Members of the bean family that are known as important food crops are also known for their tendency to form root associations with various bacteria. This relationship is known as symbiosis because both organisms live together with a mutual benefit to both.
Legume symbiotic relationships usually involve the bacteria Rhizobium, which enters the roots and causes swollen areas known as “nodules.” Bacteria live within the nodules and absorb nutrients from the host plant. In return, the bacteria incorporate atmospheric nitrogen and convert it to a form useable by the plant. Another outcome of this relationship is a natural fertilizer released into the surrounding soil.
Native North American Legumes
Many of the native legumes of North American were not edible due to high levels of alkaloids. Many of the native legumes have common names like locoweed or vetch. Many of these plants are extremely toxic and can cause symptoms such as erratic behavior, aggression, lethargy, depression, loss of balance and nervousness in livestock that ingest these species.
One native legume species called groundnut, hog peanut, or potato bean (Apios americana) has been used by indigenous peoples. Native to eastern North America, this legume species is a perennial vine that produces both edible beans and large edible tubers.
Native peoples used the uncooked seeds of groundnut as a substitute for pinto beans in bread. Seeds and roots were also ground into flour. Roots and tubers were also an extremely important food source.

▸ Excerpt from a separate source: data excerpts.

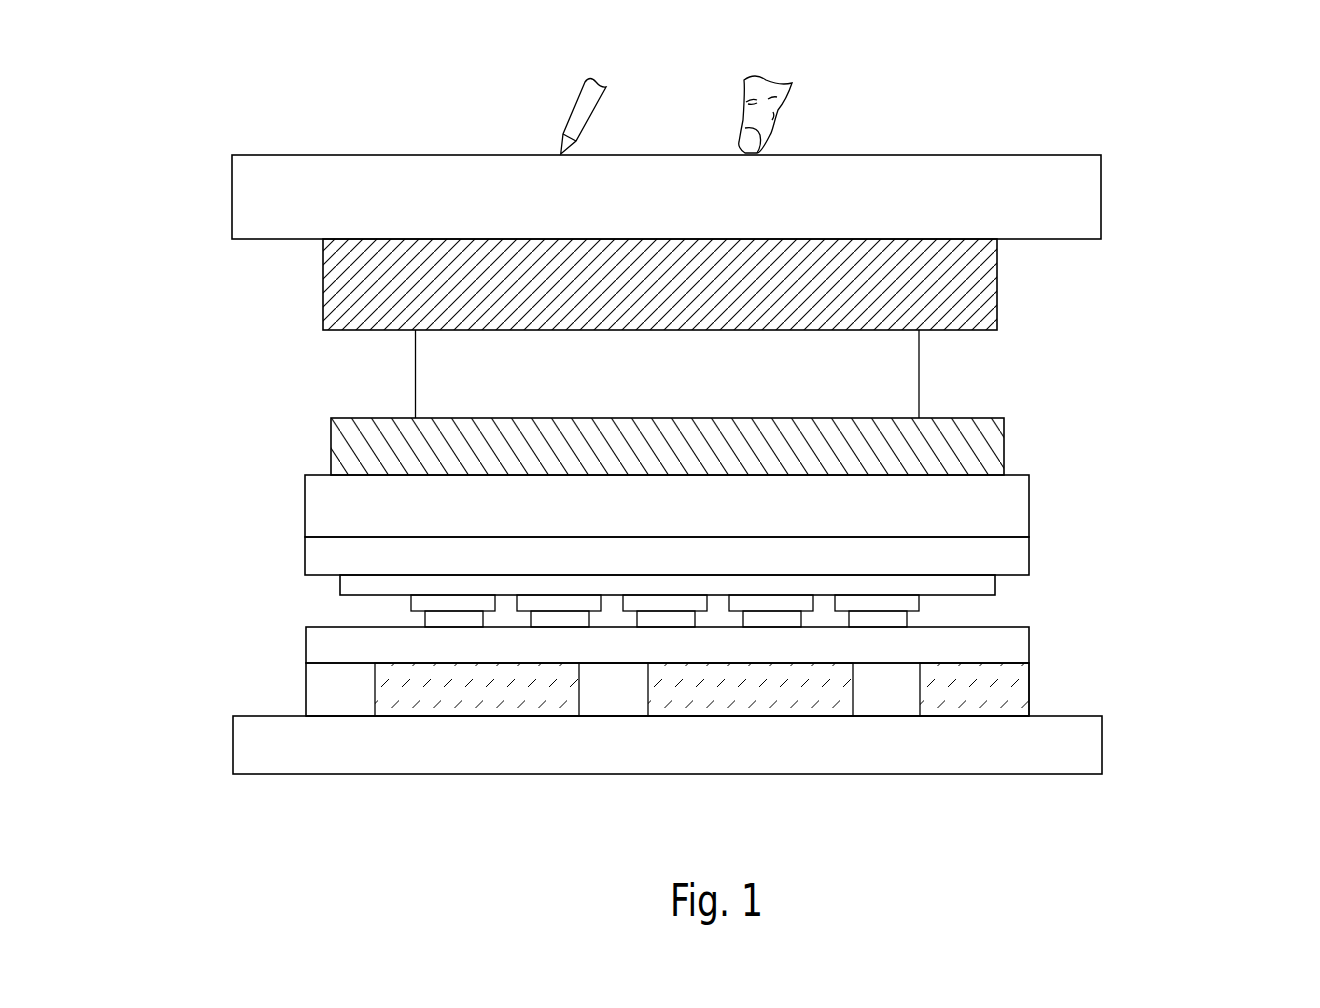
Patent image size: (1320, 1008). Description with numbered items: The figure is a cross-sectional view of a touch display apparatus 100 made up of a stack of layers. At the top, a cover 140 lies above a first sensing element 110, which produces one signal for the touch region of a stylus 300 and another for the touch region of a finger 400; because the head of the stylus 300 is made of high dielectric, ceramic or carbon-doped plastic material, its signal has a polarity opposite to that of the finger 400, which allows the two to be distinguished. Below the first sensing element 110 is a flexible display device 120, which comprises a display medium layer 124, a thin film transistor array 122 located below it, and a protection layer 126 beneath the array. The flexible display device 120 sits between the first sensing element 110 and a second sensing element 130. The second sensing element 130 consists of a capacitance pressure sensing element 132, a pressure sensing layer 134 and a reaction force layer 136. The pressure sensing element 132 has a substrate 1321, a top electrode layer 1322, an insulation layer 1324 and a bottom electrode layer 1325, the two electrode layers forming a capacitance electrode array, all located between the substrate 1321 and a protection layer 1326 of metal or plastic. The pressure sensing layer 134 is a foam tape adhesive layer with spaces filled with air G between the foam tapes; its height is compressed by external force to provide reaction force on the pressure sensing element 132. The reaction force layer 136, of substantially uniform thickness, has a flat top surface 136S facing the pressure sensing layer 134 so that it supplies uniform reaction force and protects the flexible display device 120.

The touch display apparatus 100 is at (177, 30).
The stylus 300 is at (576, 111).
The finger 400 is at (745, 95).
The cover 140 is at (1101, 192).
The first sensing element 110 is at (993, 290).
The flexible display device 120 is at (755, 433).
The display medium layer 124 is at (906, 383).
The thin film transistor array 122 is at (1003, 445).
The protection layer 126 is at (720, 506).
The second sensing element 130 is at (752, 686).
The pressure sensing element 132 is at (755, 610).
The substrate 1321 is at (1027, 557).
The top electrode layer 1322 is at (990, 590).
The insulation layer 1324 is at (913, 604).
The bottom electrode layer 1325 is at (912, 615).
The protection layer 1326 is at (720, 659).
The pressure sensing layer 134 is at (897, 706).
The reaction force layer 136 is at (1098, 735).
The flat top surface 136S is at (493, 716).
The air G is at (750, 716).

Honey Mesquite (Prosopis glandulosa) is a spiny shrub or small tree in the pea family that grows in the desert southwest. It was an important staple plant to many indigenous people. The pods were a very reliable food source because fruiting occurred even during drought years. Indigenous people collected pods in large quantities and stored them in granary baskets on the roofs of houses or sheds. The beans were ground into flour, which was used to prepare cakes and breads, the main staple of the diet in some areas. Various refreshing drinks were made from the pods. Flowers were eaten raw or roasted, formed into balls, and could be stored in pottery vessels.

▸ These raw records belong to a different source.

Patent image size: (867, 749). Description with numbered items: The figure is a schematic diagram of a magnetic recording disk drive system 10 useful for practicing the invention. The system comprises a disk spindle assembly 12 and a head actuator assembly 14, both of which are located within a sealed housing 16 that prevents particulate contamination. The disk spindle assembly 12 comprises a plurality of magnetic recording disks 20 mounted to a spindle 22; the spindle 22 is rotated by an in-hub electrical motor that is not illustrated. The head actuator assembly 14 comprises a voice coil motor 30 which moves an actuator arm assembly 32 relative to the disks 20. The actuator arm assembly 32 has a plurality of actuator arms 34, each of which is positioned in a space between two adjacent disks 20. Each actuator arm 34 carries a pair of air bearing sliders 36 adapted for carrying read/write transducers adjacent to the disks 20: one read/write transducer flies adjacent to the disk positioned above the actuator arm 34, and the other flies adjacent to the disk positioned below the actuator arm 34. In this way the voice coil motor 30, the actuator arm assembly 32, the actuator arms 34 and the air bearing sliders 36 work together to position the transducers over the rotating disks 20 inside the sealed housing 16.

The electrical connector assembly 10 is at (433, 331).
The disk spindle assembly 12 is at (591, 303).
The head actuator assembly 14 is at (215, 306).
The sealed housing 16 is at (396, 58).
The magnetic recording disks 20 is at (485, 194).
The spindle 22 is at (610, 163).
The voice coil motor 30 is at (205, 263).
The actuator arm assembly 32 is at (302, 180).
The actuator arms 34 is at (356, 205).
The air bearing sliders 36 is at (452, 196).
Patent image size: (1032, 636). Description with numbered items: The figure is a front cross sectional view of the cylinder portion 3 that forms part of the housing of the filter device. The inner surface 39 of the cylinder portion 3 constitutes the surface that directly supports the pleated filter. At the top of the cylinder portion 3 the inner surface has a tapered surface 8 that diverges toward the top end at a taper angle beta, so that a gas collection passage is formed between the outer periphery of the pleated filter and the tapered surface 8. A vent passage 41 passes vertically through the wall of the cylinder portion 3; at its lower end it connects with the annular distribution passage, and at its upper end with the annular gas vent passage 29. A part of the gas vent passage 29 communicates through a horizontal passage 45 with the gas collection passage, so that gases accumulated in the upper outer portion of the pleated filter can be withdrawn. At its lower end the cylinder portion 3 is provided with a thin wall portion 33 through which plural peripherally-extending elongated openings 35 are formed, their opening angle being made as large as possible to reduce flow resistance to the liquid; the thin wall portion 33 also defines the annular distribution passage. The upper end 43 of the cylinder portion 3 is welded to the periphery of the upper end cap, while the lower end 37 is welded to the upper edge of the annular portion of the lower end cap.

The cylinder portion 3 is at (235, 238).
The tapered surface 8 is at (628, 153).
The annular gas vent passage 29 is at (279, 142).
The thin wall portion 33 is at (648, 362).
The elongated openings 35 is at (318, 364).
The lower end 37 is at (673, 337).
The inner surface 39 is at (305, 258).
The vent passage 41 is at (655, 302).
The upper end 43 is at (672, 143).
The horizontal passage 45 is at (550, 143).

- Broad beans have been in cultivation for 6,000 years in the Americas.
- There are over 4,000 cultivars of beans in the U.S. alone.
- Christopher Columbus observed Native Americans cultivating beans in the "three sisters method" or "companion planting method":
- Tribes would grow beans, corn, and squash together.

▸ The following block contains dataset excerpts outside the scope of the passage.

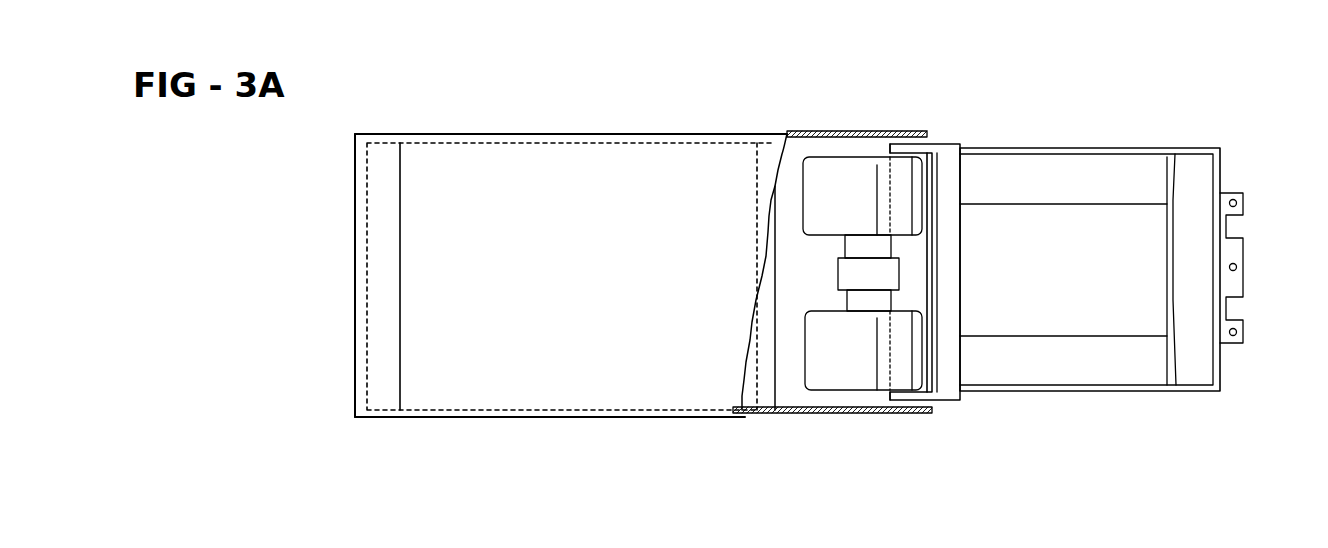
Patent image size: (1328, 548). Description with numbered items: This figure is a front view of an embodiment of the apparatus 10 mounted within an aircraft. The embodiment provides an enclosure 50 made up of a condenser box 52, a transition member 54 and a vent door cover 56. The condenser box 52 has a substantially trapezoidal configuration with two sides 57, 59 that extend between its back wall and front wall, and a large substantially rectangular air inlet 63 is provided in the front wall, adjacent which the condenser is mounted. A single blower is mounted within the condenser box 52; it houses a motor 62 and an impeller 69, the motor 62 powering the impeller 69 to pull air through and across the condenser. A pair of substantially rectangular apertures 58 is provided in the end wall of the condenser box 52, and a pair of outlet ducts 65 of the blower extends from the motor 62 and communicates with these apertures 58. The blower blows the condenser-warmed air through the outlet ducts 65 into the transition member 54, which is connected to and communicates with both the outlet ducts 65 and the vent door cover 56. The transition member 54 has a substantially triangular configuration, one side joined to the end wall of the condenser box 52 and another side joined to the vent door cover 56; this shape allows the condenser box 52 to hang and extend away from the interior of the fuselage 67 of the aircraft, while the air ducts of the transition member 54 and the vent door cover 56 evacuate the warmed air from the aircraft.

The apparatus 10 is at (705, 259).
The enclosure 50 is at (1130, 282).
The condenser box 52 is at (745, 128).
The transition member 54 is at (935, 144).
The vent door cover 56 is at (1130, 148).
The side 57 is at (621, 133).
The rectangular apertures 58 is at (868, 401).
The side 59 is at (560, 418).
The motor 62 is at (898, 272).
The air inlet 63 is at (432, 134).
The outlet ducts 65 is at (951, 156).
The fuselage 67 is at (1152, 153).
The impeller 69 is at (842, 173).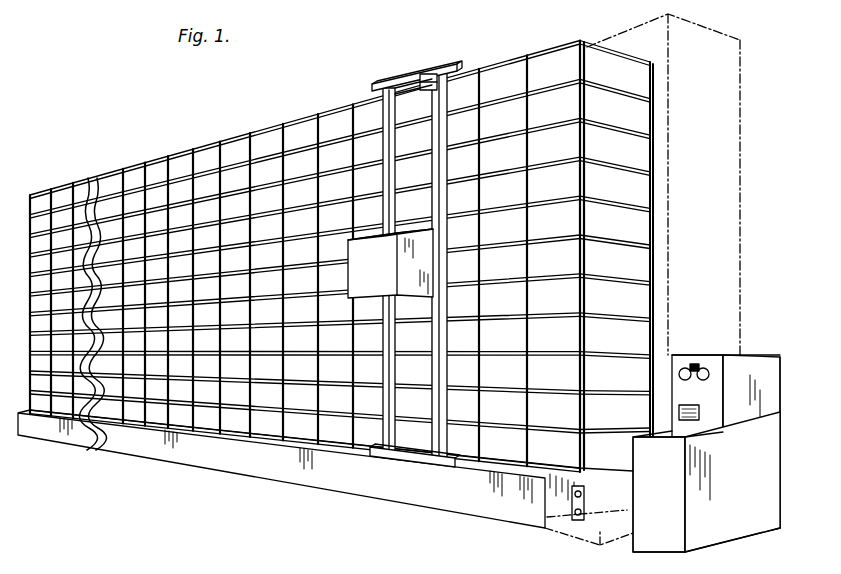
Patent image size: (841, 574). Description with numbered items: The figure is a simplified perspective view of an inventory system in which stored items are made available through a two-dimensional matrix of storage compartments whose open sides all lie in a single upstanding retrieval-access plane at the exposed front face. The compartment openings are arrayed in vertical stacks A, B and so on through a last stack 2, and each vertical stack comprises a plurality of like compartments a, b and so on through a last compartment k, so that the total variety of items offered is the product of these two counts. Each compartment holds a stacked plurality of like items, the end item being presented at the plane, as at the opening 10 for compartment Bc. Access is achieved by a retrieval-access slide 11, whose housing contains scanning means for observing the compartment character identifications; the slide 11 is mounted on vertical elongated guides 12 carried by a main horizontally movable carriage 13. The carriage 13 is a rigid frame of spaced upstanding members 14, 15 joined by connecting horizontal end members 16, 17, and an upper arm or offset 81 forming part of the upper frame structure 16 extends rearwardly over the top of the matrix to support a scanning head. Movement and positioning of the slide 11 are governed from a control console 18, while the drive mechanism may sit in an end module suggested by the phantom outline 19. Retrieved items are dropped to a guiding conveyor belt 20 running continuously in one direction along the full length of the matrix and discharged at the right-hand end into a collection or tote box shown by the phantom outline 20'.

The rack end 2 is at (51, 189).
The opening 10 is at (502, 365).
The retrieval-access slide 11 is at (362, 268).
The vertical elongated guides 12 is at (430, 152).
The main horizontally movable carriage 13 is at (418, 262).
The upstanding member 14 is at (382, 203).
The upstanding member 15 is at (448, 195).
The upper horizontal end member 16 is at (452, 67).
The upper arm or offset 81 is at (428, 73).
The lower horizontal end member 17 is at (410, 452).
The control console 18 is at (758, 366).
The phantom outline of end module 19 is at (742, 131).
The guiding conveyor belt 20 is at (325, 469).
The collection or tote box 20' is at (593, 541).
The vertical stack A is at (561, 48).
The vertical stack B is at (516, 56).
The compartment k is at (577, 62).
The compartment a is at (566, 452).
The compartment b is at (566, 411).
The compartment c is at (566, 369).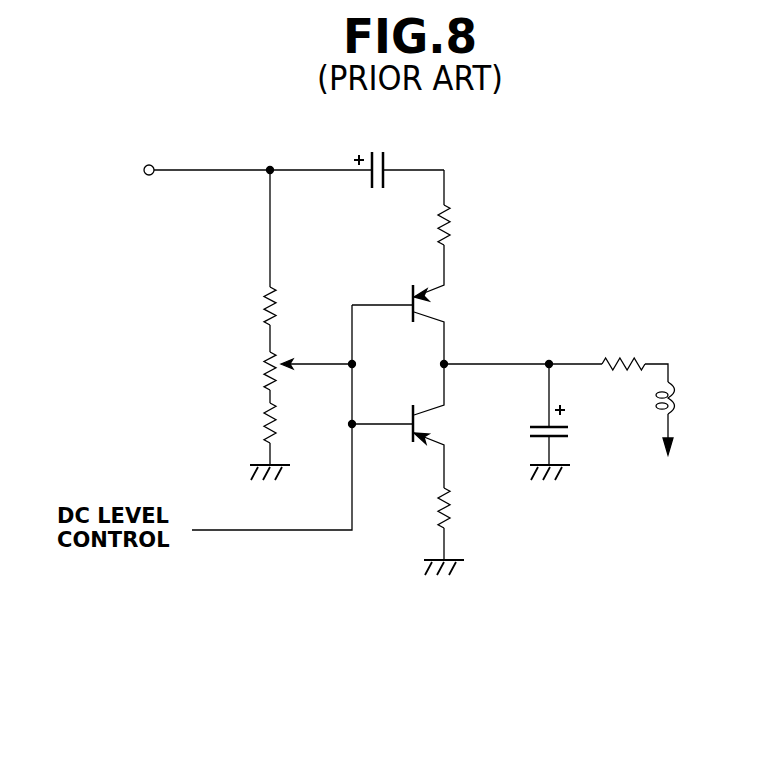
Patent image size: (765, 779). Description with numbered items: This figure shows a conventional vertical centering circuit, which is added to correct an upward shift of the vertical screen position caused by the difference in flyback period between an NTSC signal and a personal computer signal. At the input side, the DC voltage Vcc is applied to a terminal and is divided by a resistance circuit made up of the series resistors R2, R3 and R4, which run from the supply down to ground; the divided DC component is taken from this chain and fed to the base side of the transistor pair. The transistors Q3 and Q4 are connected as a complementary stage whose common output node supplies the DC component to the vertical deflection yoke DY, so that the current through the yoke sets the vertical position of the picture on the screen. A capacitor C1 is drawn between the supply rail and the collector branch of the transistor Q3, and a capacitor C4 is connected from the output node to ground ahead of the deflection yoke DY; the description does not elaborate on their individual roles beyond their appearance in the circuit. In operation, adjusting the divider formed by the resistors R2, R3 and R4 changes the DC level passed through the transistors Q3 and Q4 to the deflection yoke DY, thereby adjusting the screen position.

The DC voltage Vcc is at (231, 170).
The capacitor C1 is at (399, 158).
The resistance circuit resistor R2 is at (250, 261).
The resistance circuit resistor R3 is at (288, 377).
The resistance circuit resistor R4 is at (257, 441).
The transistor Q3 is at (412, 267).
The transistor Q4 is at (412, 469).
The capacitor C4 is at (566, 422).
The vertical deflection yoke DY is at (658, 406).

- Corn was planted in a checker board pattern not in rows like today; beans were planted at the base of the corn stalk.
- Corn stalks would serve as trellises for the beans and in turn the beans would fertilize the soil.
- Squash was planted in the spaces between the corn plants and thus protected from the sun.
- Animals were also deterred from eating the squash due to the dense corn and bean vines.
This South American native is a famous legume more often thought to be a true nut. Domestication probably occurred in Bolivia and Argentina. The Portuguese took the peanut or ground pea, as it is called in many parts of the world, to Africa where it is a major dietary item today.
The majority of peanut consumption in the United States occurs in the form of peanut butter although a substantial portion of the crop is used for hog feed. Peanut butter gained popularity following the 1904 St. Louis World’s Fair.